«I l centrosinistra non esiste più». Lo ha certificato l'assemblea lombarda di Liberi e Uguali, che ieri ha ufficialmente deciso la corsa autonoma alle Regionali del 4 marzo. Bando alle ipotesi, alle pressioni, alle aperture e alle offerte di dialogo. Il certificato di morte dell'alleanza costruita intorno al Pd è stata un'assemblea piena di vita politica, convocata nel salone di una storica cooperativa di Cinisello Balsamo, ultima roccaforte rossa dell'hinterland operaio di Milano.
Tanti militanti, bandiere attaccate con lo scotch, qualche problema col microfono. Davanti al capogruppo alla Camera di Leu Francesco Laforgia e al segretario di Sinistra italiana Nicola Fratoianni c'era la base vera della sinistra, coi capannelli al bar e le discussioni animate fino all'ultimo sulle scelta. Scelta sofferta da prendere. Ma il dado ormai è tratto: Liberi e Uguali in Lombardia correrà con il suo candidato: l'ex presidente regionale del Pd, il segretario della Camera del Lavoro Onorio Rosati. La sua «biografia» è la migliore, assicura Laforgia. E quando fa il suo nome come candidato arriva l'applauso più lungo e convinto dell'intera serata. «Non si sottrarrà alla sfida». Standing ovation. Tutti in piedi e in alto i telefonini per le fotografie. Investitura per acclamazione, dunque. Margini per un ripensamento all'assemblea nazionale?
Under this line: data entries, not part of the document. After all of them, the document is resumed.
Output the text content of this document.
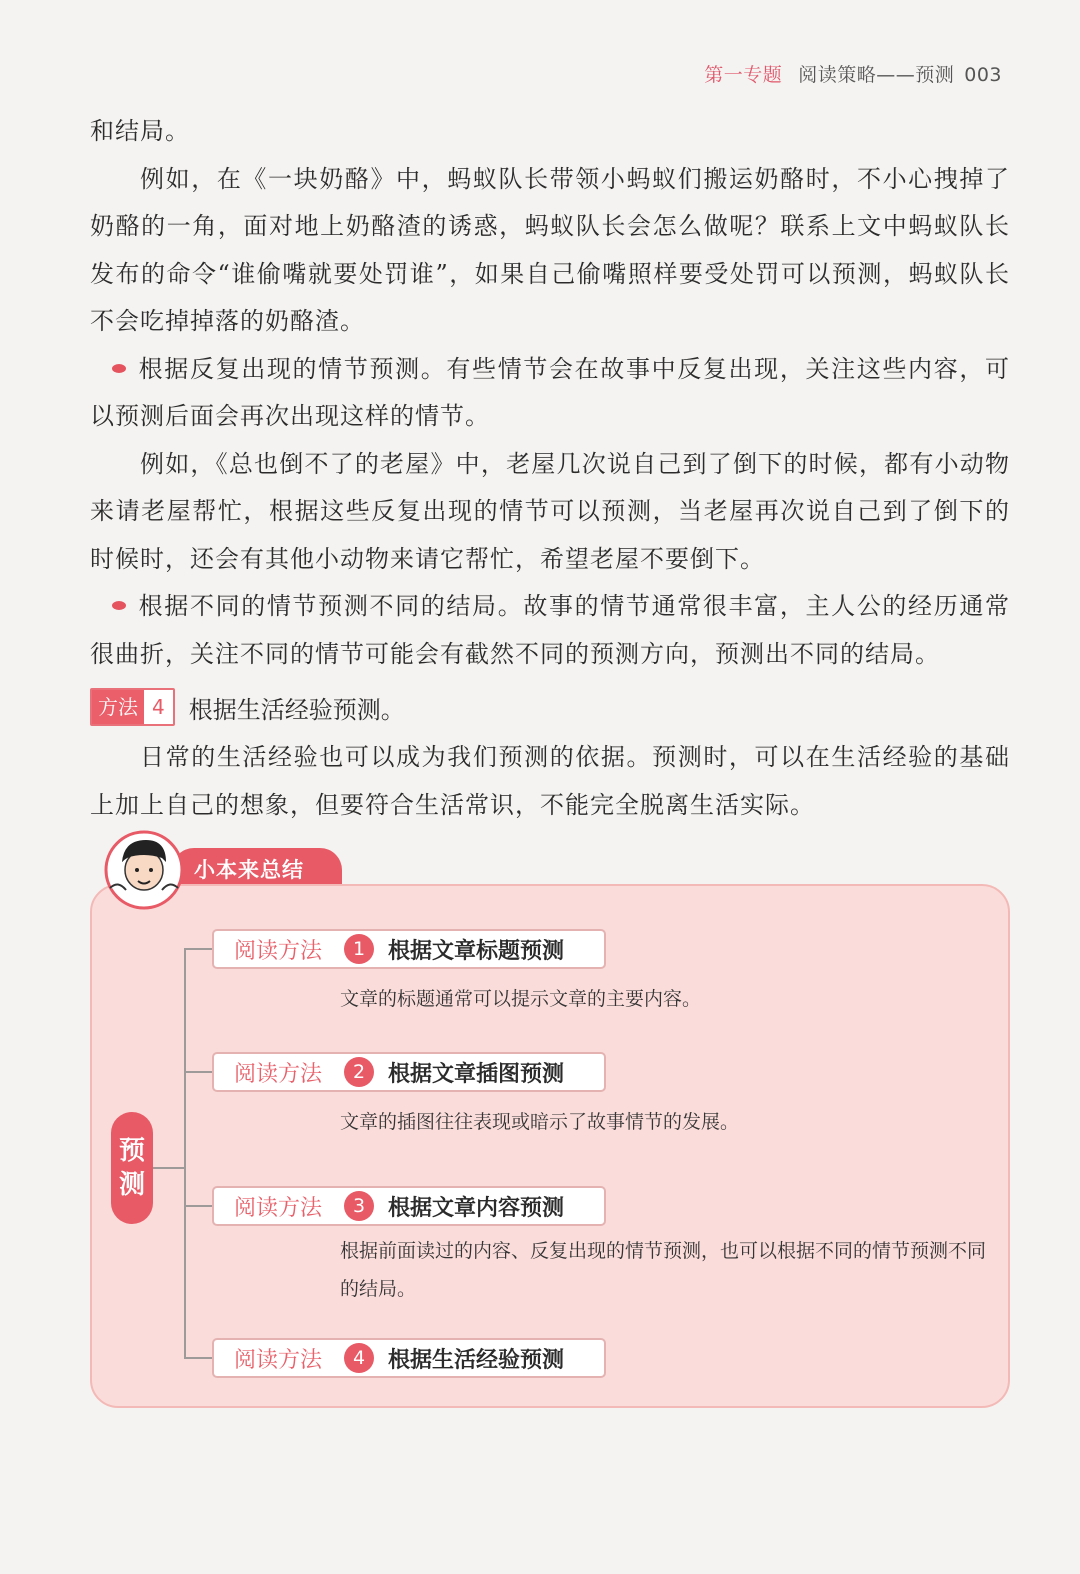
第一专题 阅读策略——预测 003

和结局。

例如，在《一块奶酪》中，蚂蚁队长带领小蚂蚁们搬运奶酪时，不小心拽掉了奶酪的一角，面对地上奶酪渣的诱惑，蚂蚁队长会怎么做呢？联系上文中蚂蚁队长发布的命令“谁偷嘴就要处罚谁”，如果自己偷嘴照样要受处罚可以预测，蚂蚁队长不会吃掉掉落的奶酪渣。

根据反复出现的情节预测。有些情节会在故事中反复出现，关注这些内容，可以预测后面会再次出现这样的情节。

例如，《总也倒不了的老屋》中，老屋几次说自己到了倒下的时候，都有小动物来请老屋帮忙，根据这些反复出现的情节可以预测，当老屋再次说自己到了倒下的时候时，还会有其他小动物来请它帮忙，希望老屋不要倒下。

根据不同的情节预测不同的结局。故事的情节通常很丰富，主人公的经历通常很曲折，关注不同的情节可能会有截然不同的预测方向，预测出不同的结局。

方法 4	根据生活经验预测。

日常的生活经验也可以成为我们预测的依据。预测时，可以在生活经验的基础上加上自己的想象，但要符合生活常识，不能完全脱离生活实际。

小本来总结
预
测
阅读方法	1	根据文章标题预测
文章的标题通常可以提示文章的主要内容。
阅读方法	2	根据文章插图预测
文章的插图往往表现或暗示了故事情节的发展。
阅读方法	3	根据文章内容预测
根据前面读过的内容、反复出现的情节预测，也可以根据不同的情节预测不同的结局。
阅读方法	4	根据生活经验预测
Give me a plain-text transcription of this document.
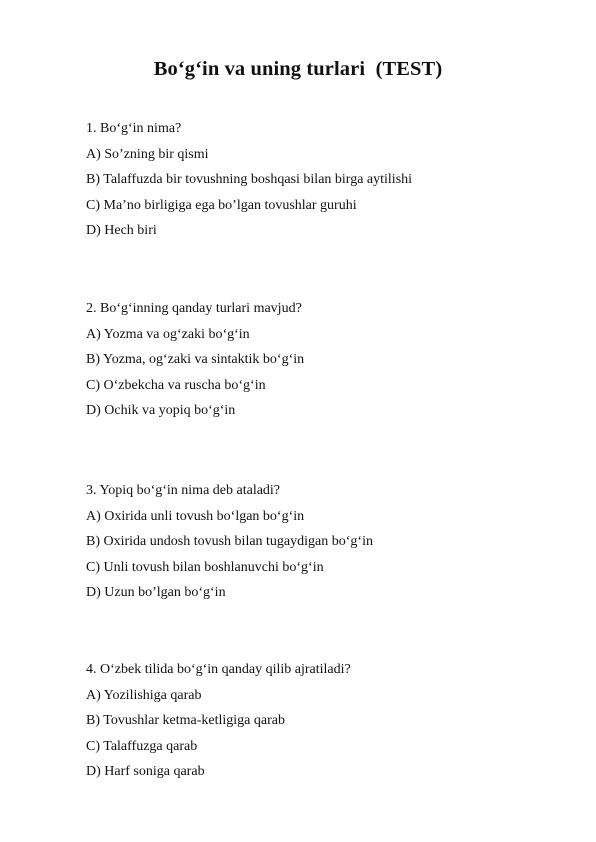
Bo‘g‘in va uning turlari  (TEST)
1. Bo‘g‘in nima?
A) So’zning bir qismi
B) Talaffuzda bir tovushning boshqasi bilan birga aytilishi
C) Ma’no birligiga ega bo’lgan tovushlar guruhi
D) Hech biri
2. Bo‘g‘inning qanday turlari mavjud?
A) Yozma va og‘zaki bo‘g‘in
B) Yozma, og‘zaki va sintaktik bo‘g‘in
C) O‘zbekcha va ruscha bo‘g‘in
D) Ochik va yopiq bo‘g‘in
3. Yopiq bo‘g‘in nima deb ataladi?
A) Oxirida unli tovush bo‘lgan bo‘g‘in
B) Oxirida undosh tovush bilan tugaydigan bo‘g‘in
C) Unli tovush bilan boshlanuvchi bo‘g‘in
D) Uzun bo’lgan bo‘g‘in
4. O‘zbek tilida bo‘g‘in qanday qilib ajratiladi?
A) Yozilishiga qarab
B) Tovushlar ketma-ketligiga qarab
C) Talaffuzga qarab
D) Harf soniga qarab
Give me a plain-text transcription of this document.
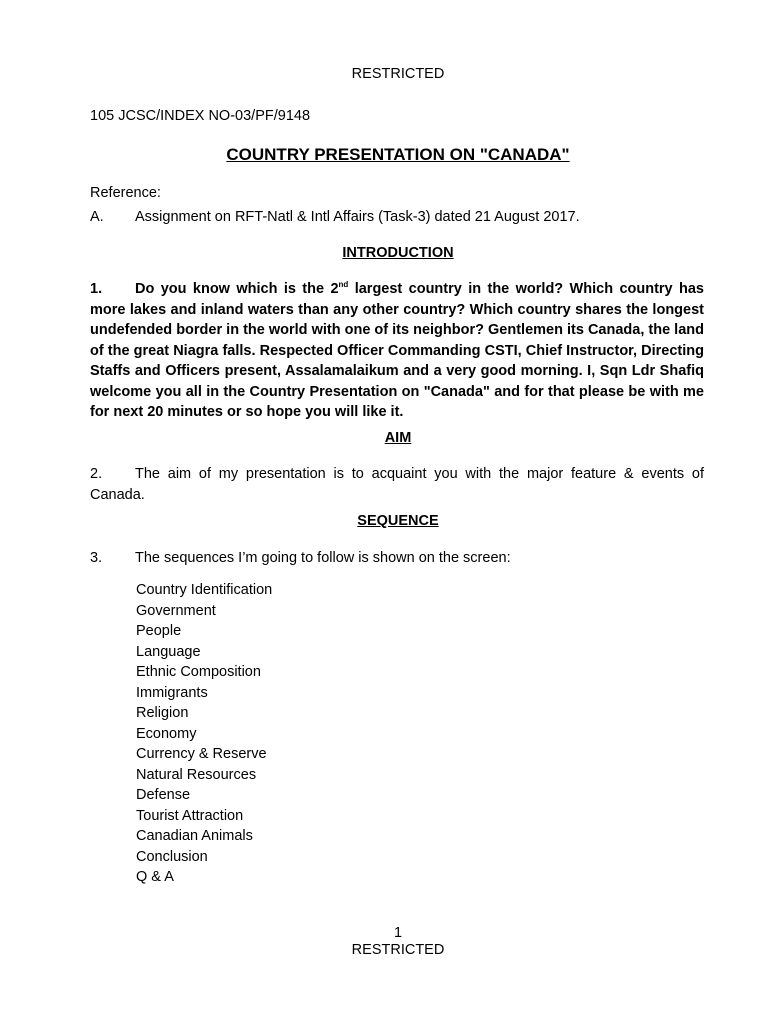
RESTRICTED
105 JCSC/INDEX NO-03/PF/9148
COUNTRY PRESENTATION ON "CANADA"
Reference:
A. Assignment on RFT-Natl & Intl Affairs (Task-3) dated 21 August 2017.
INTRODUCTION
1. Do you know which is the 2nd largest country in the world? Which country has more lakes and inland waters than any other country? Which country shares the longest undefended border in the world with one of its neighbor? Gentlemen its Canada, the land of the great Niagra falls. Respected Officer Commanding CSTI, Chief Instructor, Directing Staffs and Officers present, Assalamalaikum and a very good morning. I, Sqn Ldr Shafiq welcome you all in the Country Presentation on "Canada" and for that please be with me for next 20 minutes or so hope you will like it.
AIM
2. The aim of my presentation is to acquaint you with the major feature & events of Canada.
SEQUENCE
3. The sequences I’m going to follow is shown on the screen:
Country Identification
Government
People
Language
Ethnic Composition
Immigrants
Religion
Economy
Currency & Reserve
Natural Resources
Defense
Tourist Attraction
Canadian Animals
Conclusion
Q & A
1
RESTRICTED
Nessuno, secondo i lombardi. «È il risultato di un percorso democratico - spiega tranquillo Rosati - Come si possa intervenire nazionalmente, inibendo questo percorso e il suo esito, francamente mi risulta incomprensibile». Rosati comunque nega pressioni. «Telefonate da Roma per dire: bloccate tutto perché stiamo facendo accordi io non ne ho mai ricevute - rivela - mi hanno chiesto solo di spostare di due giorni l'assemblea, perché vorremmo esserci anche noi». E qualcuno a Cinisello dice: «Se Roma dovesse smentirci, qui si sfascia tutto».
L'election day è stata la pietra tombale sull'accordo col Pd. «Quel giorno si voterà anche alle politiche e tutti sanno che il centrodestra vincerà in tutti i collegi - prevede Rosati - dai sondaggi, fermo restando un gap di riconoscibilità, non mi pare che il cambio fra Roberto Maroni e Attilio Fontana abbia prodotto un nuovo quadro politico». «Il centrosinistra non esiste più. Chi continua a evocarlo, non sa che è solo una categoria dello spirito e non della politica». Sarebbero serviti «tempo e pazienza» - si sfoga - e invece «si è cercato di imporre in modo egemone un candidato di partito». Ha l'aria di chi si imbarca in un'impresa faticosa, l'ex sindacalista. Nel suo curriculum ci sono più accordi che rotture, ma stavolta ha deciso anche lui di tirare dritto, nonostante gli appelli continui arrivati negli ultimi giorni, dallo stesso candidato Pd Giorgio Gori, da Pier Luigi Bersani e pure da un pezzo di Cgil locale a quanto pare. Un altro pezzo di Liberi e Uguali invece premeva da tempo per la corsa solitaria, per punire Renzi prima di tutto, ma anche perché il Pd lombardo non ha fatto niente per impedire il divorzio, a partire dal «prendere o lasciare» delle primarie mai celebrate. Gori ora è preoccupato ma i suoi primi passi hanno allargato il fossato. A partire dallo slogan, «Fare meglio». Fare meglio di Maroni vuol dire, ma suona come una specie di bestemmia per militanti che si chiamano ancora «compagni» e vogliono «fare altro», non meglio. «Un grave errore, non si deve fare meglio, si deve cambiare tutto» scandisce Fratoianni. E neanche lo spauracchio della destra, ormai, fa più effetto. «I barbari alle porte? Se chiedete a un ragazzo qua fuori, i barbari siamo noi che non ci siamo occupati di lui», avverte Laforgia, mentre senza mai nominarlo accusa il leader del Pd Matteo Renzi di aver «devastato il campo». La popolarità del segretario Pd fra questa gente è sottozero, eppure non è un soviet. Rifondazione comunista ha già un altro candidato.
A Cinisello c'erano militanti ed ex consiglieri comunali del Pd, ex socialisti, esponenti del mondo cooperativo, il cuore della pragmatica sinistra lombarda, quella dei circoli e del sindacato. Una sinistra che col Pd non vuole avere più niente a che fare.